Elizabeth as empress,
1760
Once she became empress, and despite the fact that she had not been trained to rule, Elizabeth's tact, good judgment, and sense of diplomacy ensured her successes. She reorganized the government, refocused Russia's foreign policy, supported educational and cultural developments (under her reign the first university was founded in Russia, and she founded the St. Petersburg Academy of Sciences).

She abolished capital punishment, patronized artists, architects, composers, and writers, hosted lavish pageants and parties, and spent a lot of time and money on elaborate clothing, including menswear. 

In her 1970 biography of the empress, historian Tamara Talbot Rice recorded this description of Elizabeth: "the laziest, most extravagant and most amorous of sovereigns." Given all the horrors of so many rulers throughout history, I'd say this assessment wasn't bad, all things considered.
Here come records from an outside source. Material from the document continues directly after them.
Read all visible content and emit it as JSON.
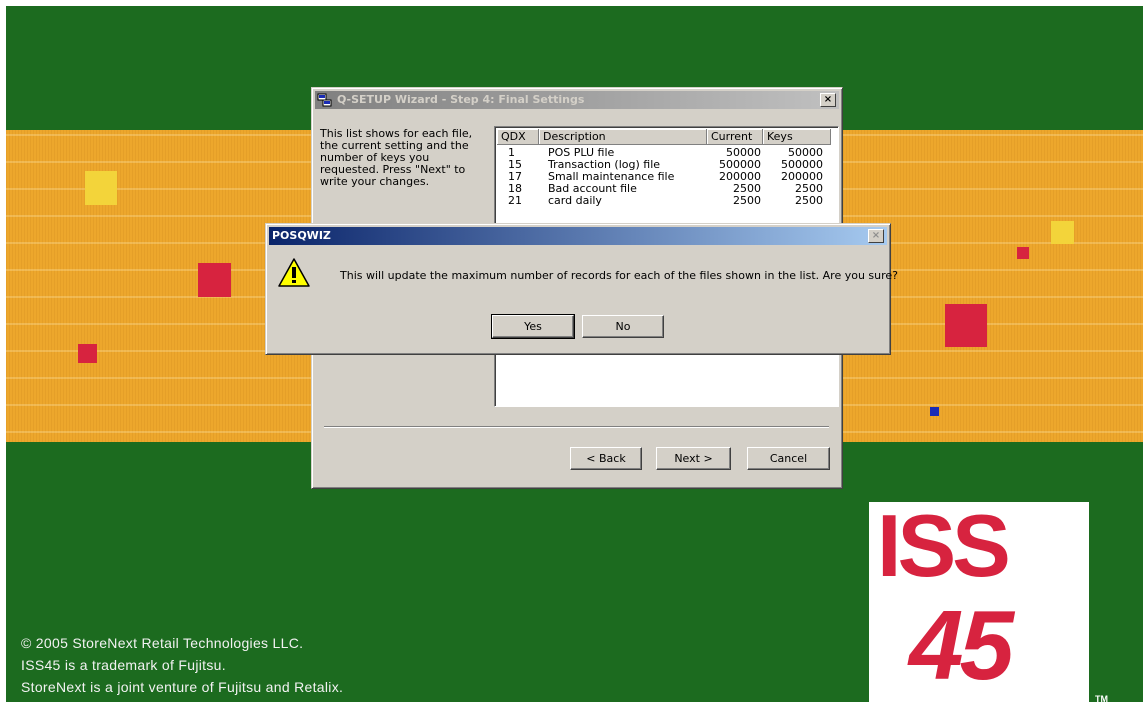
{
  "wizard": {
    "title": "Q-SETUP Wizard - Step 4: Final Settings",
    "close": "×",
    "description": "This list shows for each file, the current setting and the number of keys you requested. Press \"Next\" to write your changes.",
    "columns": [
      "QDX",
      "Description",
      "Current",
      "Keys"
    ],
    "rows": [
      {
        "qdx": "1",
        "description": "POS PLU file",
        "current": "50000",
        "keys": "50000"
      },
      {
        "qdx": "15",
        "description": "Transaction (log) file",
        "current": "500000",
        "keys": "500000"
      },
      {
        "qdx": "17",
        "description": "Small maintenance file",
        "current": "200000",
        "keys": "200000"
      },
      {
        "qdx": "18",
        "description": "Bad account file",
        "current": "2500",
        "keys": "2500"
      },
      {
        "qdx": "21",
        "description": "card daily",
        "current": "2500",
        "keys": "2500"
      }
    ],
    "back_label": "< Back",
    "next_label": "Next >",
    "cancel_label": "Cancel"
  },
  "dialog": {
    "title": "POSQWIZ",
    "close": "×",
    "icon": "warning-icon",
    "message": "This will update the maximum number of records for each of the files shown in the list. Are you sure?",
    "yes_label": "Yes",
    "no_label": "No"
  },
  "background": {
    "copyright_lines": [
      "© 2005 StoreNext Retail Technologies LLC.",
      "ISS45 is a trademark of Fujitsu.",
      "StoreNext is a joint venture of Fujitsu and Retalix."
    ],
    "logo_top": "ISS",
    "logo_bottom": "45",
    "trademark": "TM",
    "colors": {
      "green": "#1c6b1f",
      "band": "#eda72c",
      "red": "#d7233f",
      "yellow": "#f3d43a",
      "blue": "#1a2bb5"
    }
  }
}
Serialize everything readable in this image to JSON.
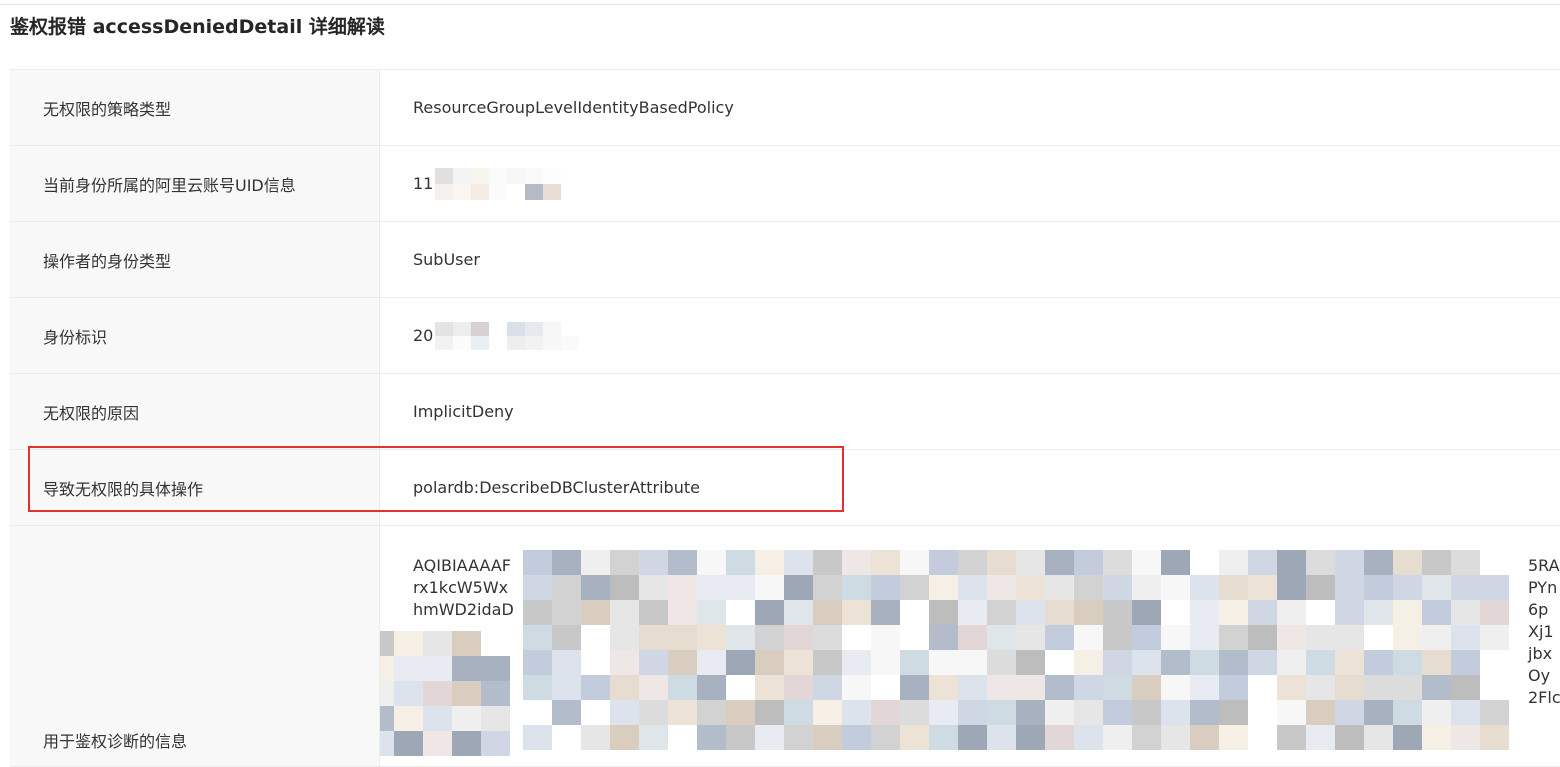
{
  "page": {
    "title": "鉴权报错 accessDeniedDetail 详细解读"
  },
  "rows": [
    {
      "label": "无权限的策略类型",
      "value": "ResourceGroupLevelIdentityBasedPolicy"
    },
    {
      "label": "当前身份所属的阿里云账号UID信息",
      "value": "11"
    },
    {
      "label": "操作者的身份类型",
      "value": "SubUser"
    },
    {
      "label": "身份标识",
      "value": "20"
    },
    {
      "label": "无权限的原因",
      "value": "ImplicitDeny"
    },
    {
      "label": "导致无权限的具体操作",
      "value": "polardb:DescribeDBClusterAttribute"
    }
  ],
  "diagnostic": {
    "label": "用于鉴权诊断的信息",
    "visible_line_starts": [
      "AQIBIAAAAF",
      "rx1kcW5Wx",
      "hmWD2idaD"
    ],
    "visible_line_ends": [
      "5RA",
      "PYn",
      "6p",
      "Xj1",
      "jbx",
      "Oy",
      "2Flc"
    ]
  },
  "colors": {
    "highlight_border": "#e3312d",
    "label_bg": "#f8f8f8",
    "border": "#ececec"
  }
}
Elizabeth of Russia never married. Well aware that the deposed Ivan VI might be used as a puppet ruler after her death, she selected her nephew, Peter of Holstein-Gottorp, as her heir. He was her sister Anna's son, though Anna had died when the boy was just a few months old, his father when the boy was eleven. In 1742, she proclaimed him heir and brought him to St. Petersburg, where he was given Russian tutors and a bride, his second cousin Sophia Augusta Frederica, who was renamed Catherine.

On her death, Elizabeth was in fact succeeded by her nephew--but Peter III was only emperor of Russia for six months. He was forced to abdicate, succeeded by his wife, Catherine--you know, the one who became Catherine the Great.

There are several well detailed biographical essays about Elizabeth of Russia online, including John T. Alexander's entry from the Encyclopedia of Russian History and Olga Prodan's entry on Elizabeth Petrovna Romanovna from the online Russiapedia.

There are two out-of-print but widely available multiple biographies: Philip Longworth's 1973 The Three Empresses: Catherine I, Anne, and Elizabeth of Russia and Robert Coughan's 1974 Elizabeth and Catherine: Empresses of All the Russias. Rice's seems to be the only individual biography--but used copies are readily available of this as well as of the Longworth and Coughan books.